Elsevier

Applied Energy

Volume 286, 15 March 2021, 116550
Applied Energy

An economic assessment of behind-the-meter photovoltaics paired with batteries on the Hawaiian Islands

https://doi.org/10.1016/j.apenergy.2021.116550Get rights and content

Highlights

  • Innovative methods are proposed for evaluating photovoltaics paired with batteries.

  • Key techno-economic characteristics of photovoltaics and batteries are captured.

  • Photovoltaics compensation and demand response are considered simultaneously.

  • Techniques are proposed to linearize the optimal dispatch and sizing problems.

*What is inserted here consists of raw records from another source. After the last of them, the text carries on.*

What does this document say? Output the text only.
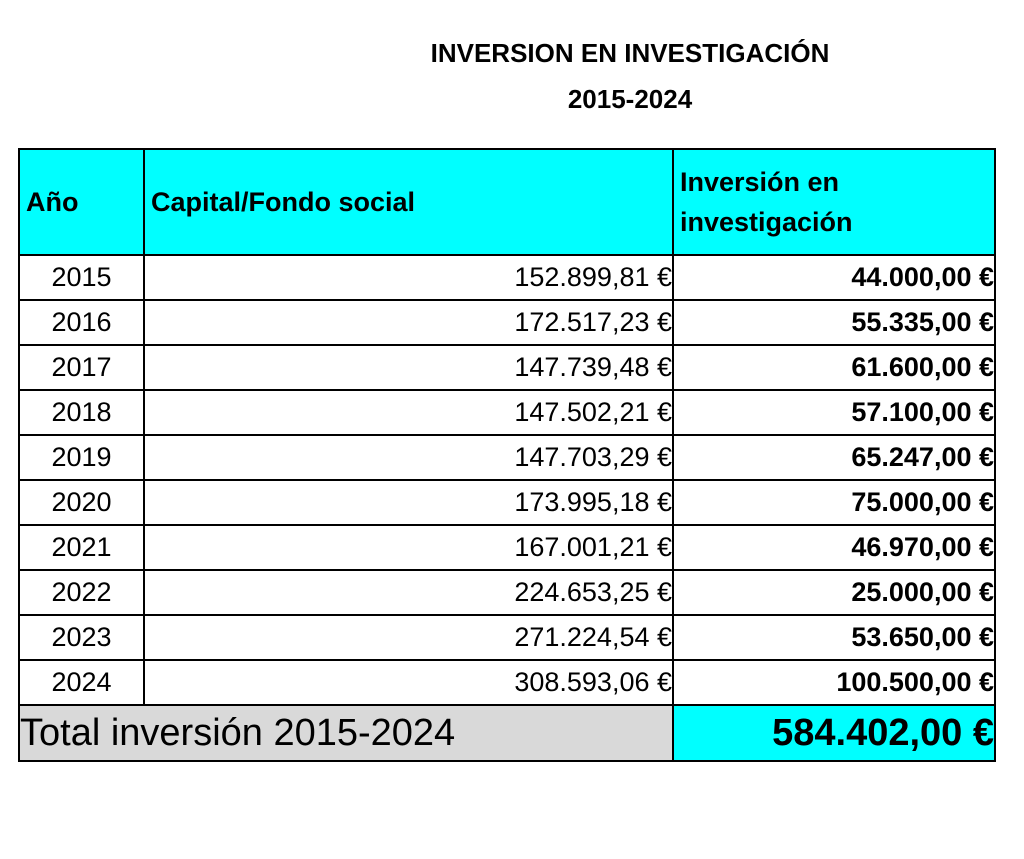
INVERSION EN INVESTIGACIÓN
2015-2024
Año	Capital/Fondo social	Inversión en
investigación

2015	152.899,81 €	44.000,00 €
2016	172.517,23 €	55.335,00 €
2017	147.739,48 €	61.600,00 €
2018	147.502,21 €	57.100,00 €
2019	147.703,29 €	65.247,00 €
2020	173.995,18 €	75.000,00 €
2021	167.001,21 €	46.970,00 €
2022	224.653,25 €	25.000,00 €
2023	271.224,54 €	53.650,00 €
2024	308.593,06 €	100.500,00 €
Total inversión 2015-2024		584.402,00 €
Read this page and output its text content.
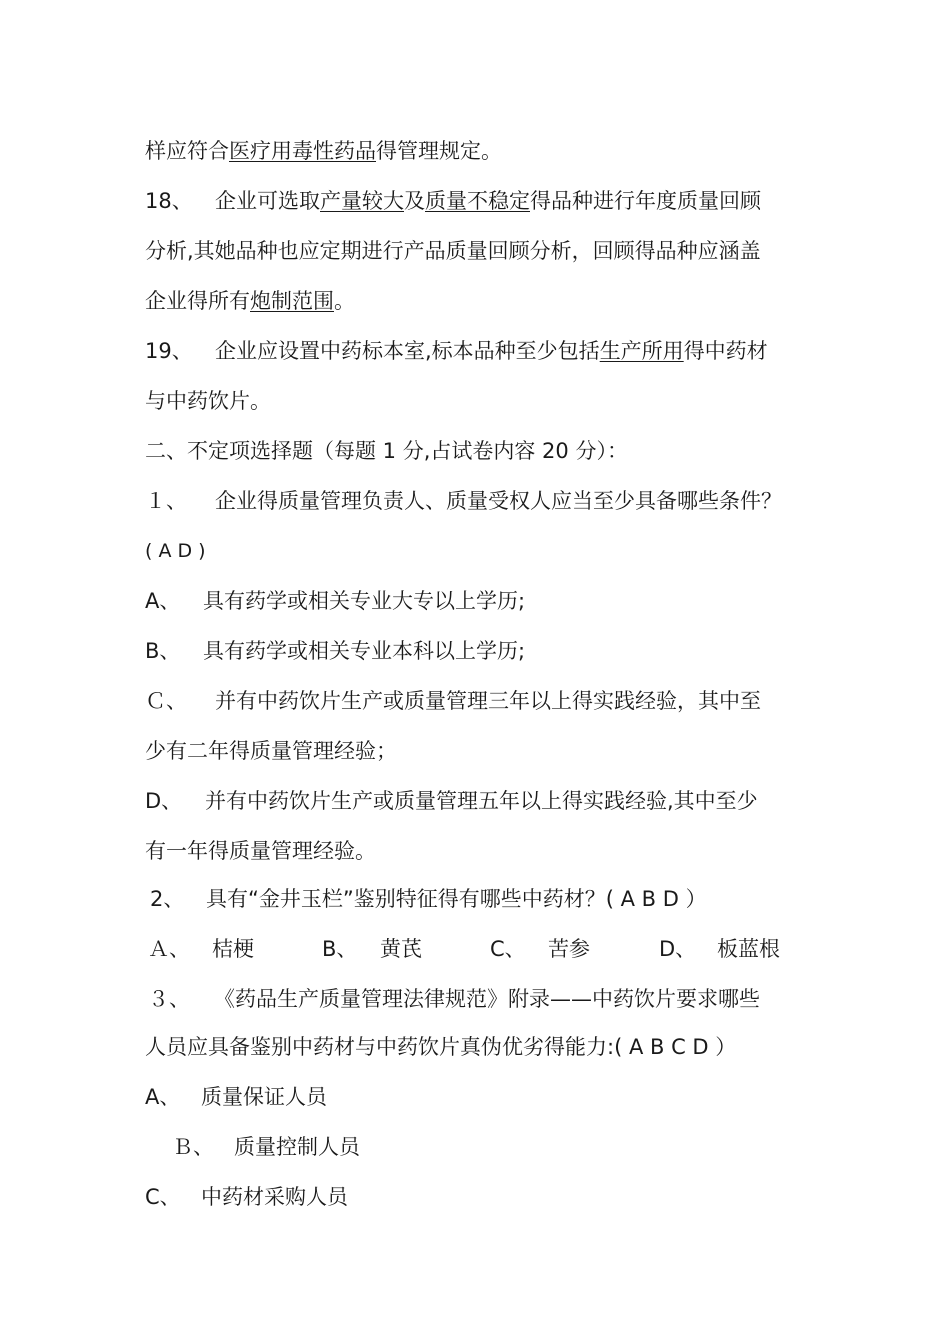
样应符合医疗用毒性药品得管理规定。
18、 企业可选取产量较大及质量不稳定得品种进行年度质量回顾
分析,其她品种也应定期进行产品质量回顾分析，回顾得品种应涵盖
企业得所有炮制范围。
19、 企业应设置中药标本室,标本品种至少包括生产所用得中药材
与中药饮片。
二、不定项选择题（每题 1 分,占试卷内容 20 分）：
１、 企业得质量管理负责人、质量受权人应当至少具备哪些条件？
( A D )
A、 具有药学或相关专业大专以上学历;
B、 具有药学或相关专业本科以上学历;
Ｃ、 并有中药饮片生产或质量管理三年以上得实践经验，其中至
少有二年得质量管理经验；
D、 并有中药饮片生产或质量管理五年以上得实践经验,其中至少
有一年得质量管理经验。
2、 具有“金井玉栏”鉴别特征得有哪些中药材？( A B D ）
Ａ、 桔梗	B、 黄芪	C、 苦参	D、 板蓝根
３、 《药品生产质量管理法律规范》附录——中药饮片要求哪些
人员应具备鉴别中药材与中药饮片真伪优劣得能力:( A B C D ）
A、 质量保证人员
Ｂ、 质量控制人员
C、 中药材采购人员
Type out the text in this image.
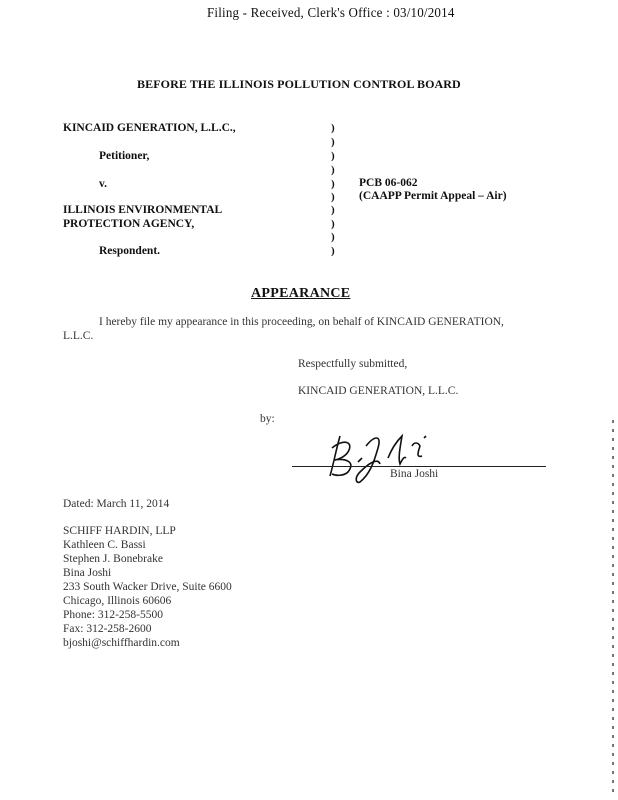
Filing - Received, Clerk's Office : 03/10/2014
BEFORE THE ILLINOIS POLLUTION CONTROL BOARD
KINCAID GENERATION, L.L.C.,
Petitioner,
v.
ILLINOIS ENVIRONMENTAL
PROTECTION AGENCY,
Respondent.
)
)
)
)
)
)
)
)
)
)
PCB 06-062
(CAAPP Permit Appeal – Air)
APPEARANCE
I hereby file my appearance in this proceeding, on behalf of KINCAID GENERATION,
L.L.C.
Respectfully submitted,
KINCAID GENERATION, L.L.C.
by:
Bina Joshi
Dated: March 11, 2014
SCHIFF HARDIN, LLP
Kathleen C. Bassi
Stephen J. Bonebrake
Bina Joshi
233 South Wacker Drive, Suite 6600
Chicago, Illinois 60606
Phone: 312-258-5500
Fax: 312-258-2600
bjoshi@schiffhardin.com
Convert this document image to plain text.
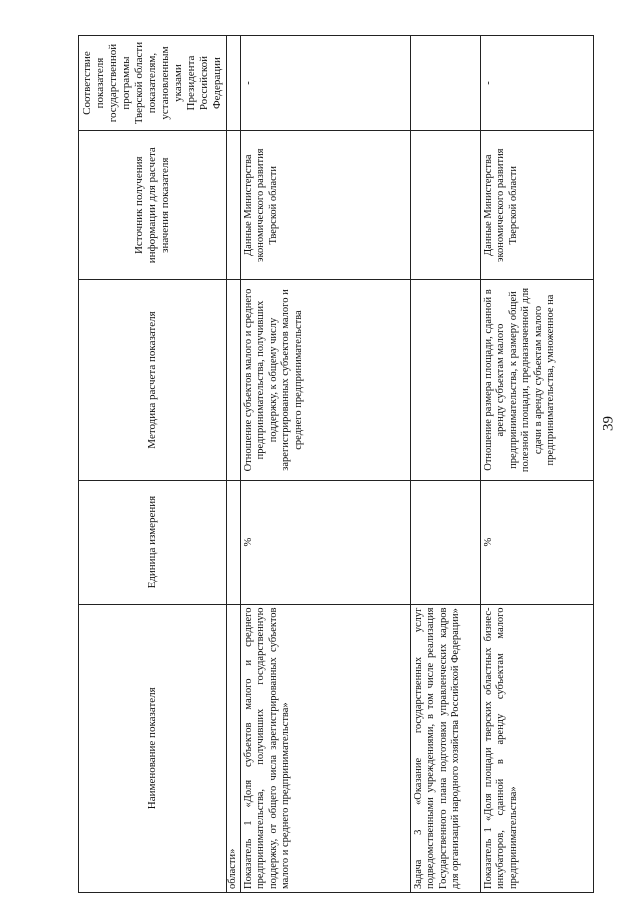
39
Наименование показателя	Единица измерения	Методика расчета показателя	Источник получения информации для расчета значения показателя	Соответствие показателя государственной программы Тверской области показателям, установленным указами Президента Российской Федерации
области»				
Показатель 1 «Доля субъектов малого и среднего предпринимательства, получивших государственную поддержку, от общего числа зарегистрированных субъектов малого и среднего предпринимательства»	%	Отношение субъектов малого и среднего предпринимательства, получивших поддержку, к общему числу зарегистрированных субъектов малого и среднего предпринимательства	Данные Министерства экономического развития Тверской области	-
Задача 3 «Оказание государственных услуг подведомственными учреждениями, в том числе реализация Государственного плана подготовки управленческих кадров для организаций народного хозяйства Российской Федерации»				
Показатель 1 «Доля площади тверских областных бизнес-инкубаторов, сданной в аренду субъектам малого предпринимательства»	%	Отношение размера площади, сданной в аренду субъектам малого предпринимательства, к размеру общей полезной площади, предназначенной для сдачи в аренду субъектам малого предпринимательства, умноженное на	Данные Министерства экономического развития Тверской области	-
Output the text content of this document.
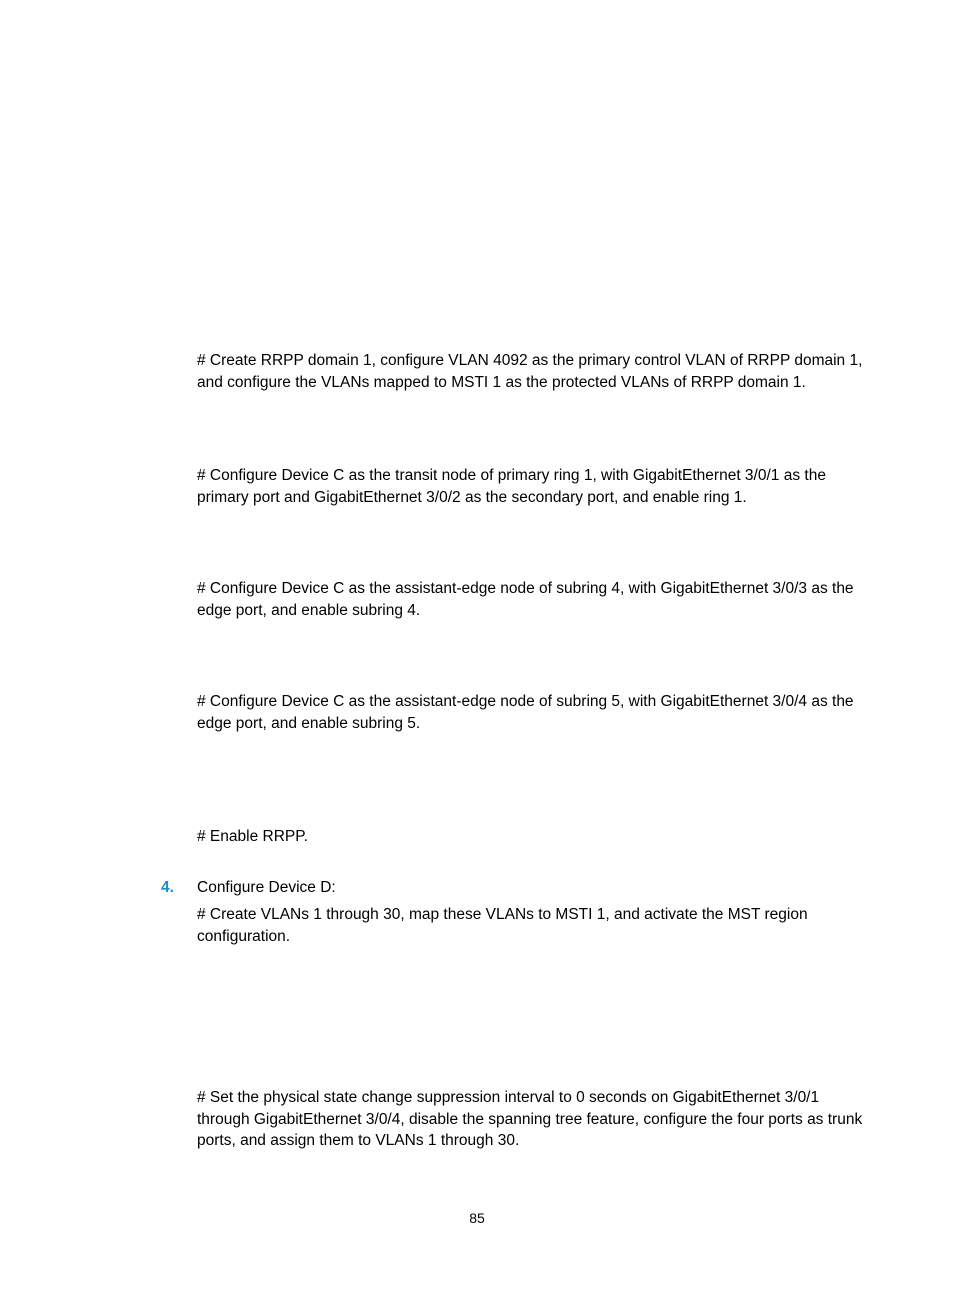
# Create RRPP domain 1, configure VLAN 4092 as the primary control VLAN of RRPP domain 1, and configure the VLANs mapped to MSTI 1 as the protected VLANs of RRPP domain 1.

# Configure Device C as the transit node of primary ring 1, with GigabitEthernet 3/0/1 as the primary port and GigabitEthernet 3/0/2 as the secondary port, and enable ring 1.

# Configure Device C as the assistant-edge node of subring 4, with GigabitEthernet 3/0/3 as the edge port, and enable subring 4.

# Configure Device C as the assistant-edge node of subring 5, with GigabitEthernet 3/0/4 as the edge port, and enable subring 5.

# Enable RRPP.

4. Configure Device D:

# Create VLANs 1 through 30, map these VLANs to MSTI 1, and activate the MST region configuration.

# Set the physical state change suppression interval to 0 seconds on GigabitEthernet 3/0/1 through GigabitEthernet 3/0/4, disable the spanning tree feature, configure the four ports as trunk ports, and assign them to VLANs 1 through 30.

85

  • Comprehensive assessment is performed by customer type across the Hawaiian Islands.

Abstract

Due to natural variability and uncertainty, the ever-increasing penetration of solar generation in Hawaii presents challenges to power grid operators to maintain reliable system operation. Demand response (DR) has the potential to be a cost-effective tool for Hawaii to reach its aggressive renewable energy goals while maintaining the reliability of power grids. The Hawaii Public Utilities Commission has approved the Hawaiian Electric Company’s revised portfolio of DR programs. The companies have released a grid services purchase agreement and subscribed an initial tranche of load into their DR programs. This paper presents innovative analytical methods and comprehensive economic assessment for distributed photovoltaics (PV) paired with battery energy storage systems (BESSs) for two new DR programs, including fast frequency response and capacity grid service. Optimal dispatch and sizing methods are proposed for the paired system considering different tariff schedules and PV compensation programs across five islands. It was found that while the best resource configuration and potential economic benefits vary with tariff structure, a BESS paired with PV can be optimally dispatched to generate multiple value streams simultaneously. Compensation from DR programs is an important value stream to help increase the cost-effectiveness of the integrated system.

Introduction

Because of the high electricity costs and rich solar resources, solar energy, especially distributed photovoltaics (PV), has developed rapidly in Hawaii during the past decade. Thanks to the net energy metering program that pays rooftop solar owners retail rates for power sent back to the grid, Hawaii became the first state in the United States to reach grid parity for PV. Today, distributed solar panels on individual homes and businesses account for a large portion of Hawaii’s renewable generation. In 2018, distributed PV in Hawaii produced 998 GWh, accounting for 39.6% of all renewable energy produced in the state [1]. Due to natural variability and uncertainty, the growing penetration of solar generation presents challenges to reliably operating the Hawaiian grids, which are each separated and relatively small. Since the existing systems can only accommodate a limited amount of renewable generation, the state has to deal with the unique situation by developing new strategies for balancing generation and load, and eventually achieve its aggressive clean energy goals—with 40% renewable energy by 2030 and 100% by 2045 [2].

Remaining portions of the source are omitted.